Я в упоении, без всякого стеснения бегу по проходу, вбегаю на авансцену и без тени смущения танцую под музыку. В зале собирается публика, люди смеются, хлопают мне, а я танцую и танцую, серьезно и самозабвенно. Мама забирает меня со сцены. Все говорят: твоя дочка будет балериной, надо отдать ее в балетную школу. «Моя дочка будет хорошей портнихой», — говорит мама.

Мама шила, но не смогла одолеть премудростей кроя по чертежам, поэтому у нее то получалось хорошо, то почему-то не ладилось. Она не была уверена в результате. Особенно робела, если материя была новая. Когда Зине надо было сшить себе выходное платье, она отдала его в ателье. Если мама перешивала или материала было в обрез, она иногда шила очень удачно. Тогда она не боялась ошибиться, а если она, опасаясь, припускала пару сантиметров на швы, то получалось длинно и мешковато. Помню один мамин туалет, который ей очень шел. Это был сарафан из холста, сшитый по маминой фигуре, а сверху маленькая кофточка фигаро. Я никогда не ощущала маму молодой, но как-то раз, когда мы вместе гуляли в саду Баумана, я вдруг заметила, что на нее смотрят мужчины и что она привлекательна. Может быть, тогда я уже была постарше.

Семейная сага. Конец XIX века. Кишинев

С самого начала, решив написать о моем детстве, я понимала, что необходимо описать историю нашей семьи, по крайней мере то, что сохранила моя память из рассказов мамы, сестры и тети. О семье отца я знаю очень мало, однако их рассказы глубоко запечатлелись в моей памяти, и я решила описать, хотя эти истории прервут ход моих воспоминаний. Без них, я думаю, будет трудней понять нашу семью, и вероятно, и мою жизнь.
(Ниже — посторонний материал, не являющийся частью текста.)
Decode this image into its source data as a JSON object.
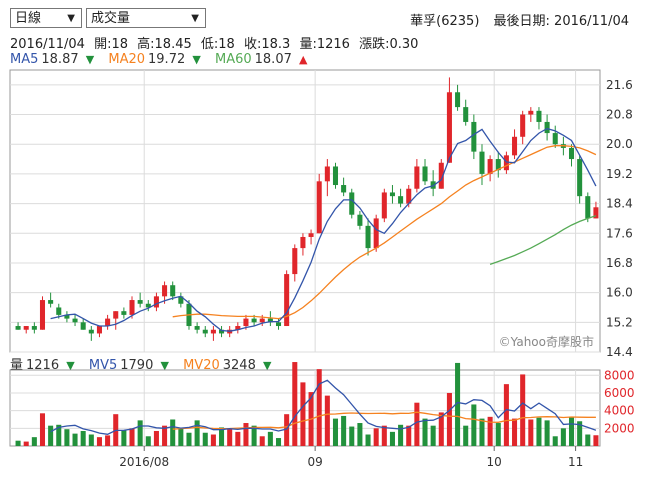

Семья моей мамы была бедной и многодетной. Подлинной главой семьи была мать отца — моя прабабка Эстер. Все держалось на ней. Была она до глубокой старости крепкой, решительной, самостоятельной женщиной. Она была знаменитой повивальной бабкой. Без нее не появлялся на свет ни один еврейский младенец в Кишиневе и окрестностях. Молдаванки и русские женщины тоже ее приглашали на роды. Моя мама Полина рассказывала легендарную историю о том, как известный кишиневский богач, владелец нефтяных вышек в Бесарабии, ждал с величайшим волнением внука, будущего наследника его богатств. Всемогущий Яхве не дал ему сына, несмотря на то, что он построил знаменитую кишиневскую синагогу. Теперь он ждал внука. Дочь была молода, но у нее оказалось неправильное прилежание плода. Существовала угроза гибели ребенка, а может и матери. Эстер смело, своей маленькой, но крепкой ручкой, вошла в матку и извлекла мальчика. И счастливый дед дал Эстер золотой червонец, а дочери подарил бриллиантовое кольцо.